The CBN says that its actions were prompted by the findings of a forensic audit of the bank, which showed that it was severely short of liquidity and required the intervention of regulatory agencies to save it. The takeover by Polaris will pave the way for a recapitalization of the bank by AMCON. In the meantime, Polaris has received ₦786 billion in prop-up support from the Nigeria Deposit Insurance Company (NDIC).
Skye Bank’s troubles came to light in July 2016 when some of its board members were forced to resign by the CBN. The CBN had cited Skye Bank’s “unacceptable corporate governance lapses” as a reason for this intervention. Although the apex bank says that Skye Bank’s performance had since improved, it still considers its situation uncertain enough to warrant a complete takeover by Polaris.
A number of noticeable changes have followed the acquisition of Skye Bank. For example, its previous twitter handle avatar has been replaced with one representing Polaris. Its website also appears to be undergoing maintenance, with a view to reflecting the new company name and logo.
The more significant changes have come at the business side of things. Authorities at the Nigeria Stock Exchange (NSE) have suspended the trading of Skye Bank shares. Ironically, the bank’s shares closed for Friday at a value 4.15% higher than it was worth the day before.
However, there hasn’t been a change in its top management team. The CBN says the current board has run the bank satisfactorily, and need not be replaced. This contrasts with the critical judgement passed by regulators on the preceding board in 2016, which forced the resignation of some of its members.

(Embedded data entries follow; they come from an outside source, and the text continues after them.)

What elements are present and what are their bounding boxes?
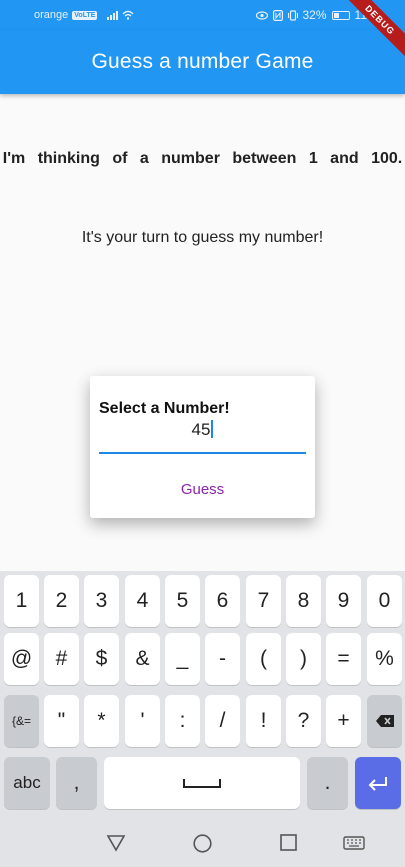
intro-text: I'm thinking of a number between 1 and 1… — [2, 150, 403, 167]
nfc-icon — [272, 9, 283, 21]
key-hash[interactable]: # — [44, 633, 79, 685]
key-double-quote[interactable]: " — [44, 695, 79, 747]
key-slash[interactable]: / — [205, 695, 240, 747]
key-5[interactable]: 5 — [165, 575, 200, 627]
key-close-paren[interactable]: ) — [286, 633, 321, 685]
navigation-bar — [0, 818, 405, 867]
guess-dialog: Select a Number! 45 Guess — [90, 376, 315, 518]
key-dollar[interactable]: $ — [84, 633, 119, 685]
wifi-icon — [122, 10, 134, 20]
status-left: orange VoLTE — [34, 9, 134, 21]
battery-percent: 32% — [302, 8, 327, 22]
app-bar: Guess a number Game — [0, 30, 405, 94]
key-open-paren[interactable]: ( — [246, 633, 281, 685]
space-icon — [183, 778, 221, 788]
key-6[interactable]: 6 — [205, 575, 240, 627]
key-9[interactable]: 9 — [326, 575, 361, 627]
key-at[interactable]: @ — [4, 633, 39, 685]
battery-icon — [331, 10, 350, 20]
network-badge: VoLTE — [72, 10, 98, 20]
key-4[interactable]: 4 — [125, 575, 160, 627]
status-bar: orange VoLTE 32% 11:3 — [0, 0, 405, 30]
key-8[interactable]: 8 — [286, 575, 321, 627]
text-cursor — [211, 420, 214, 438]
key-exclamation[interactable]: ! — [246, 695, 281, 747]
input-text: 45 — [191, 420, 211, 439]
key-ampersand[interactable]: & — [125, 633, 160, 685]
key-equals[interactable]: = — [326, 633, 361, 685]
enter-icon — [368, 777, 387, 791]
key-asterisk[interactable]: * — [84, 695, 119, 747]
key-period[interactable]: . — [307, 757, 348, 809]
space-key[interactable] — [104, 757, 300, 809]
key-7[interactable]: 7 — [246, 575, 281, 627]
key-percent[interactable]: % — [367, 633, 402, 685]
enter-key[interactable] — [355, 757, 401, 809]
carrier-label: orange — [34, 9, 69, 21]
key-0[interactable]: 0 — [367, 575, 402, 627]
home-circle-icon[interactable] — [193, 834, 212, 853]
key-hyphen[interactable]: - — [205, 633, 240, 685]
back-triangle-icon[interactable] — [106, 834, 126, 852]
guess-button[interactable]: Guess — [150, 476, 255, 504]
key-more-symbols[interactable]: {&= — [4, 695, 39, 747]
eye-icon — [255, 10, 268, 20]
backspace-icon — [375, 715, 394, 727]
key-1[interactable]: 1 — [4, 575, 39, 627]
keyboard: 1 2 3 4 5 6 7 8 9 0 @ # $ & _ - ( ) = % … — [0, 571, 405, 818]
key-comma[interactable]: , — [56, 757, 97, 809]
turn-text: It's your turn to guess my number! — [81, 229, 324, 246]
key-underscore[interactable]: _ — [165, 633, 200, 685]
signal-icon — [107, 10, 119, 20]
number-input[interactable]: 45 — [99, 418, 306, 454]
key-abc[interactable]: abc — [4, 757, 50, 809]
keyboard-icon[interactable] — [343, 836, 365, 850]
backspace-key[interactable] — [367, 695, 402, 747]
key-colon[interactable]: : — [165, 695, 200, 747]
key-3[interactable]: 3 — [84, 575, 119, 627]
vibrate-icon — [287, 9, 298, 21]
key-plus[interactable]: + — [326, 695, 361, 747]
key-2[interactable]: 2 — [44, 575, 79, 627]
page-title: Guess a number Game — [91, 50, 314, 73]
number-input-value: 45 — [99, 420, 306, 440]
key-question[interactable]: ? — [286, 695, 321, 747]
recents-square-icon[interactable] — [280, 834, 297, 851]
key-apostrophe[interactable]: ' — [125, 695, 160, 747]
dialog-title: Select a Number! — [99, 400, 230, 417]
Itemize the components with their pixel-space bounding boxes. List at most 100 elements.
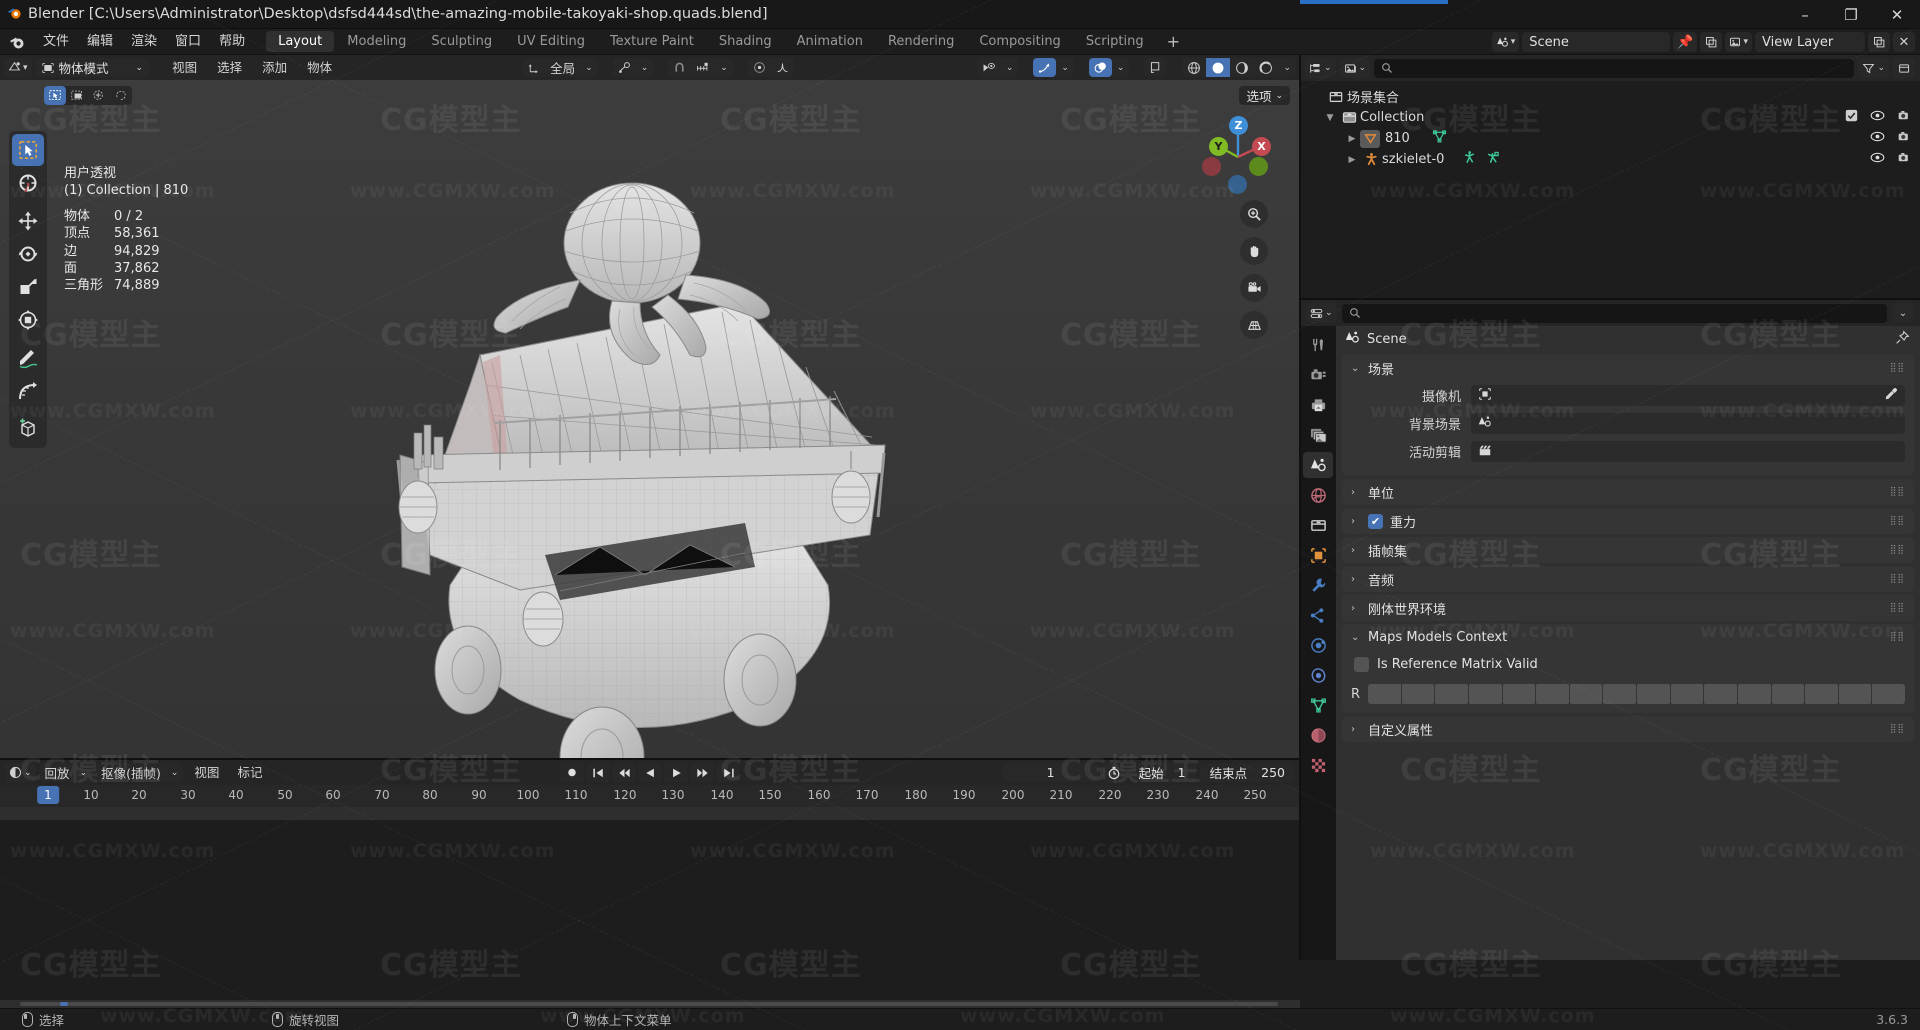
properties-tab-column[interactable] [1300,326,1336,960]
visibility-icon[interactable] [977,58,1001,77]
matrix-cell[interactable] [1838,684,1872,704]
matrix-cell[interactable] [1401,684,1435,704]
viewport-nav-buttons[interactable] [1240,200,1268,339]
texture-tab[interactable] [1303,752,1333,778]
overlays-group[interactable]: ⌄ [1088,58,1130,77]
panel-grip[interactable]: ⣿⣿ [1890,545,1905,554]
timeline-menu-view[interactable]: 视图 [187,763,226,782]
matrix-cell[interactable] [1435,684,1468,704]
eye-visibility-icon[interactable] [1870,151,1885,168]
gizmo-axis-neg-y[interactable] [1249,157,1268,176]
snapping-pivot-icon[interactable] [613,58,636,77]
field-camera[interactable]: 摄像机 [1351,383,1905,408]
outliner-row-810[interactable]: ▶ 810 [1300,128,1920,149]
reference-matrix-cells[interactable] [1368,684,1905,704]
is-reference-matrix-valid-checkbox[interactable] [1354,656,1369,672]
transform-tool[interactable] [12,304,44,336]
timeline-menu-marker[interactable]: 标记 [230,763,269,782]
collection-tab[interactable] [1303,512,1333,538]
panel-grip[interactable]: ⣿⣿ [1890,603,1905,612]
magnet-group[interactable]: ⌄ [668,58,733,77]
camera-view-icon[interactable] [1240,274,1268,302]
matrix-cell[interactable] [1468,684,1502,704]
outliner-editor[interactable]: ⌄ ⌄ ⌄ 场景集合 ▼ Collection ▶ 810 ▶ szkielet… [1300,55,1920,300]
panel-grip[interactable]: ⣿⣿ [1890,724,1905,733]
chevron-right-icon[interactable]: › [1351,516,1361,527]
lasso-select-icon[interactable] [110,86,132,105]
outliner-new-collection-icon[interactable] [1893,58,1915,78]
gizmo-axis-x[interactable]: X [1252,137,1271,156]
chevron-right-icon[interactable]: › [1351,724,1361,735]
background-scene-field-control[interactable] [1471,413,1905,434]
panel-scene[interactable]: ⌄ 场景 ⣿⣿ 摄像机 背景场景 活动剪辑 [1342,355,1914,476]
outliner-szkielet-toggles[interactable] [1870,151,1912,168]
rotate-tool[interactable] [12,238,44,270]
overlays-icon[interactable] [1088,58,1112,77]
next-keyframe-button[interactable] [690,763,714,782]
panel-grip[interactable]: ⣿⣿ [1890,487,1905,496]
keying-dropdown[interactable]: 抠像(插帧) ⌄ [96,763,184,782]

Branches of the old Skye Bank are also expected to open for business on Monday. According to the CBN, the change in the bank’s status shouldn’t disrupt regular banking operations.
Skye Bank came into existence in 2005 as the product of a merger of four banks: Bond Bank, Co-operative Bank, EIB International Plc and Reliance Bank. In 2014, it acquired Mainstreet Bank (formerly Afribank), which was in distress at the time. Analysts say that this acquisition may have weakened Skye Bank’s financial position. It’s also believed that an excessive exposure to bad debts may have rendered the bank’s situation untenable.